I think reflective stability, as it is usually used on LW, means something more narrow than how you’re interpreting it, and is not paradoxical. It’s usually used to describe a property of an agent following a particular decision theory. For example, a causal decision theory agent is not reflectively stable, because on reflection, it will regret not having pre-committed in certain situations. Logical decision theories are more reflectively stable in the sense that their adherents do not need to pre-commit to anything, and will therefore not regret not making any pre-commitments when reflecting on their own minds and decision processes, and how they would behave in hypothetical or future situations.

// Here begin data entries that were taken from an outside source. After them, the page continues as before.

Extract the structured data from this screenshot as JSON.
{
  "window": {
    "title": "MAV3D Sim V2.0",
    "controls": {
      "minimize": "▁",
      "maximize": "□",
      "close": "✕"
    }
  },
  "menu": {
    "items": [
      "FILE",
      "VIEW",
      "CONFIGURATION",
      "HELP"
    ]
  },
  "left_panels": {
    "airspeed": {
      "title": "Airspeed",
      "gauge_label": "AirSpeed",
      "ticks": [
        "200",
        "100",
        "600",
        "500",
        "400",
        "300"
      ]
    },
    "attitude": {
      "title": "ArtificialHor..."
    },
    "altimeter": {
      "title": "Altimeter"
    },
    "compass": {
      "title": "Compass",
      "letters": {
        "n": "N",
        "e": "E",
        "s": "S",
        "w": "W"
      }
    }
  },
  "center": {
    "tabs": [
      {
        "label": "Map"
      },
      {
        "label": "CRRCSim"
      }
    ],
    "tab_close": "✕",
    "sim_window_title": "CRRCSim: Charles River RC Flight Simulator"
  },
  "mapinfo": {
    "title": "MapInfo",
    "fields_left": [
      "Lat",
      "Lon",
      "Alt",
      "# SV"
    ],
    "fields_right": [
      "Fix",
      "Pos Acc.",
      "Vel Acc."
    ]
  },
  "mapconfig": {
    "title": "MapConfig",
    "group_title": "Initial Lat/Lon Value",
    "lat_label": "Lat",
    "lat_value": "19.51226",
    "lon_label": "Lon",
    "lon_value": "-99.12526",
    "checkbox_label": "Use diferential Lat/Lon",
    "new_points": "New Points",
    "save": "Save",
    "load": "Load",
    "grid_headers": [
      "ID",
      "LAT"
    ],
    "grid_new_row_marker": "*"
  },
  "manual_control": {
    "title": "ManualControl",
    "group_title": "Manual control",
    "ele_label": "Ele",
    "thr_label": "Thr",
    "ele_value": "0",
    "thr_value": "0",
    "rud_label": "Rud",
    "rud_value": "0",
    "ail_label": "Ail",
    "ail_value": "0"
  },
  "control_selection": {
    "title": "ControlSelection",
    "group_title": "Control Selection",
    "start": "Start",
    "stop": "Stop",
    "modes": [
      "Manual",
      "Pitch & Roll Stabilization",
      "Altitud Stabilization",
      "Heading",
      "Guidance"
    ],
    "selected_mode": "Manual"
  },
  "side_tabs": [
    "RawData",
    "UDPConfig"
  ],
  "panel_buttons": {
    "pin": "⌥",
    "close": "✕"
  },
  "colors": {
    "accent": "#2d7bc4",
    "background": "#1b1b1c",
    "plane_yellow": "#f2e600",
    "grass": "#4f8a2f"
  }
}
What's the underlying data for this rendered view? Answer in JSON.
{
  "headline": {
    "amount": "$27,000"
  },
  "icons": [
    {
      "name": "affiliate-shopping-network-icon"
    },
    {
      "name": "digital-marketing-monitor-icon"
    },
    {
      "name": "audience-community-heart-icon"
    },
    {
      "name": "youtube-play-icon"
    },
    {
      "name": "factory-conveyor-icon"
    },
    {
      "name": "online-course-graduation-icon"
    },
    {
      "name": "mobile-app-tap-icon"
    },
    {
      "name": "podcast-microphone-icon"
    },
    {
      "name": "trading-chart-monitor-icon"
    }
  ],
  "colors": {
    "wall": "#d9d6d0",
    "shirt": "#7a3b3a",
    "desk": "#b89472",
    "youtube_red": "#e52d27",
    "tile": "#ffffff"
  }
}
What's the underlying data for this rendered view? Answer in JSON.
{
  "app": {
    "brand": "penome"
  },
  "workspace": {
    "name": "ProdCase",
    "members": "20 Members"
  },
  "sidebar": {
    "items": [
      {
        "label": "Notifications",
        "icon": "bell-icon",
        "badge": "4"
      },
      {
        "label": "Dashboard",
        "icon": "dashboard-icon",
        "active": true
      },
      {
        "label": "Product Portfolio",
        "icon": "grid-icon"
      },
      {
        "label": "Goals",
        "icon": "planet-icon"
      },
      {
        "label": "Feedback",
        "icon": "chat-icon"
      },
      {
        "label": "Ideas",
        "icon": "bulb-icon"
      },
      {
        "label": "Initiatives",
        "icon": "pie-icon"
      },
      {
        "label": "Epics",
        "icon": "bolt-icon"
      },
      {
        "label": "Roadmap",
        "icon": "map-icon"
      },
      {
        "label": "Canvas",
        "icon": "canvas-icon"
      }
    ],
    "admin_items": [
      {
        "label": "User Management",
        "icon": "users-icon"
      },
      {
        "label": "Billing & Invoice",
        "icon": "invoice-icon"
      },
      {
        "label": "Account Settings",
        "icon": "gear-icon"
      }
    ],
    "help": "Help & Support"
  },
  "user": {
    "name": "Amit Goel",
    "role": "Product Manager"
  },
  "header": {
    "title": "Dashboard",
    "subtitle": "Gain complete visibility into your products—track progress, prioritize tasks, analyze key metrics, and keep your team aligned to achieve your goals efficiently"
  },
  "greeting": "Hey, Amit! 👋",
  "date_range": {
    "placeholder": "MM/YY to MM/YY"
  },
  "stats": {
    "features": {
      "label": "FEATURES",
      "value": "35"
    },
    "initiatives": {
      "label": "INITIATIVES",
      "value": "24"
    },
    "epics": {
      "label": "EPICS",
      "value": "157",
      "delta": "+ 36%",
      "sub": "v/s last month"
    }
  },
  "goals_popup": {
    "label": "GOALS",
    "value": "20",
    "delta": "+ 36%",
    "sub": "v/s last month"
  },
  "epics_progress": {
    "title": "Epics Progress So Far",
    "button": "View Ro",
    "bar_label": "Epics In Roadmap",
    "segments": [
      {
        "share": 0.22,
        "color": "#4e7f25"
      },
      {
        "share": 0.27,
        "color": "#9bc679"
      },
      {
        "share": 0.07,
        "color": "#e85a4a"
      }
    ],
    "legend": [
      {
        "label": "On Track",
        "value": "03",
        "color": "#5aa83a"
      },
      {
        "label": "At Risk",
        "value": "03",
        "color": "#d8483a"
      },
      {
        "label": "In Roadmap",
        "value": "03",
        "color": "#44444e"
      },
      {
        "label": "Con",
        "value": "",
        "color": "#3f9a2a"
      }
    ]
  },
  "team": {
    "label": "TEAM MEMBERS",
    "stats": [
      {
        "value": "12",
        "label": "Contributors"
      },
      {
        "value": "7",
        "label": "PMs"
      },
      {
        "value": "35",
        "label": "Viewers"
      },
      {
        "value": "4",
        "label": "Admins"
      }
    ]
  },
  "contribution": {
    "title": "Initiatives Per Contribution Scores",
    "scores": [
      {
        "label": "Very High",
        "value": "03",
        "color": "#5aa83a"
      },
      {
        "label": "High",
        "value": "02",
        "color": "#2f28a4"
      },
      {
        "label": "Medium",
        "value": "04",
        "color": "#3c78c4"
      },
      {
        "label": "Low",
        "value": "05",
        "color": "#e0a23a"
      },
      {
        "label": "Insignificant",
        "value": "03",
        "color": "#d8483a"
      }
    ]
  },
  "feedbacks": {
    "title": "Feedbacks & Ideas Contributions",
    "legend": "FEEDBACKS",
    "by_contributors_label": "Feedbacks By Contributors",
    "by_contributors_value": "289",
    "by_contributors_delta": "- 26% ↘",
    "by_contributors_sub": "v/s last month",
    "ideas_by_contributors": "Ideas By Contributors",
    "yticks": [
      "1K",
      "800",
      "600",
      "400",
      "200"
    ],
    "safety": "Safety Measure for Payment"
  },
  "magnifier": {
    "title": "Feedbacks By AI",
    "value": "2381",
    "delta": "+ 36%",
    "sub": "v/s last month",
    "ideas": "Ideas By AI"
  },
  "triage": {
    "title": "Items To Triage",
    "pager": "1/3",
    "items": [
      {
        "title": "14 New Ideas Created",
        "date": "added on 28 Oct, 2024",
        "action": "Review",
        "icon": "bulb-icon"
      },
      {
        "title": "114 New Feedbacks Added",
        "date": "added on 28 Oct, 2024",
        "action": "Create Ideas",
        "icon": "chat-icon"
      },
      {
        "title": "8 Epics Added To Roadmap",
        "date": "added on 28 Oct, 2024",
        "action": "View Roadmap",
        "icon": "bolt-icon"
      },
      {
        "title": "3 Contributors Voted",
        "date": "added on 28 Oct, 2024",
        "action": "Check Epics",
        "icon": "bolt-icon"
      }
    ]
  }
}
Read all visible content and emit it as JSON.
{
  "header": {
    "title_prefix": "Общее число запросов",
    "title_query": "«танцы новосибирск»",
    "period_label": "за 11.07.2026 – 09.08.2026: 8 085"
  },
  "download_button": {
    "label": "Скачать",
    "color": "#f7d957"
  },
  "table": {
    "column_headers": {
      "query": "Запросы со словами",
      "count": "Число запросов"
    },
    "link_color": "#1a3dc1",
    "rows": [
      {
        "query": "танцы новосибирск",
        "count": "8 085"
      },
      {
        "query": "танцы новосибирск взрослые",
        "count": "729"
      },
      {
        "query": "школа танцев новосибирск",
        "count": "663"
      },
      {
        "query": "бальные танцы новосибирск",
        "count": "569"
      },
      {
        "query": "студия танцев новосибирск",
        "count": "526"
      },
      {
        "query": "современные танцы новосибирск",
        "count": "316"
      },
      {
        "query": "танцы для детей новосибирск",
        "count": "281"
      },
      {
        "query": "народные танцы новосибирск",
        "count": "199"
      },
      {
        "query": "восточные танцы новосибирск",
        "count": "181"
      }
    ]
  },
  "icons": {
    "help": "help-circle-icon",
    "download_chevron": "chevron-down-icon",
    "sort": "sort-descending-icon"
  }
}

- ArisC 25 May 2023 7:01 UTC
  1 point
  0
  Parent
  I don’t see how this relates to the Orthogonality Thesis.
  It relates to it because it’s an explicit component of it, no? The point being that if there is only one way of general cognition to work, perhaps that way by default involves self-reflection, which brings us to the second point...
  Do you believe that an agent which terminally values tiny molecular squiggles would “question its goals and motivations” and conclude that creating squiggles is somehow “unethical”?
  Yes, that’s what I’m suggesting; not saying it’s definitely true; but it’s not obviously wrong, either. Haven’t read the sequence, but I’ll try to find the time to do so—but basically I question the wording ‘terminally values’. I think that perhaps general intelligence tends to avoid valuing anything terminally (what do we humans value terminally?)
  I think reflective stability, as it is usually used on LW, means something more narrow than how you’re interpreting it
  Possibly, but I’m responding to its definition in the OT post I linked to, in which it’s used to mean that agents will avoid making changes that may affect their dedication to their goals.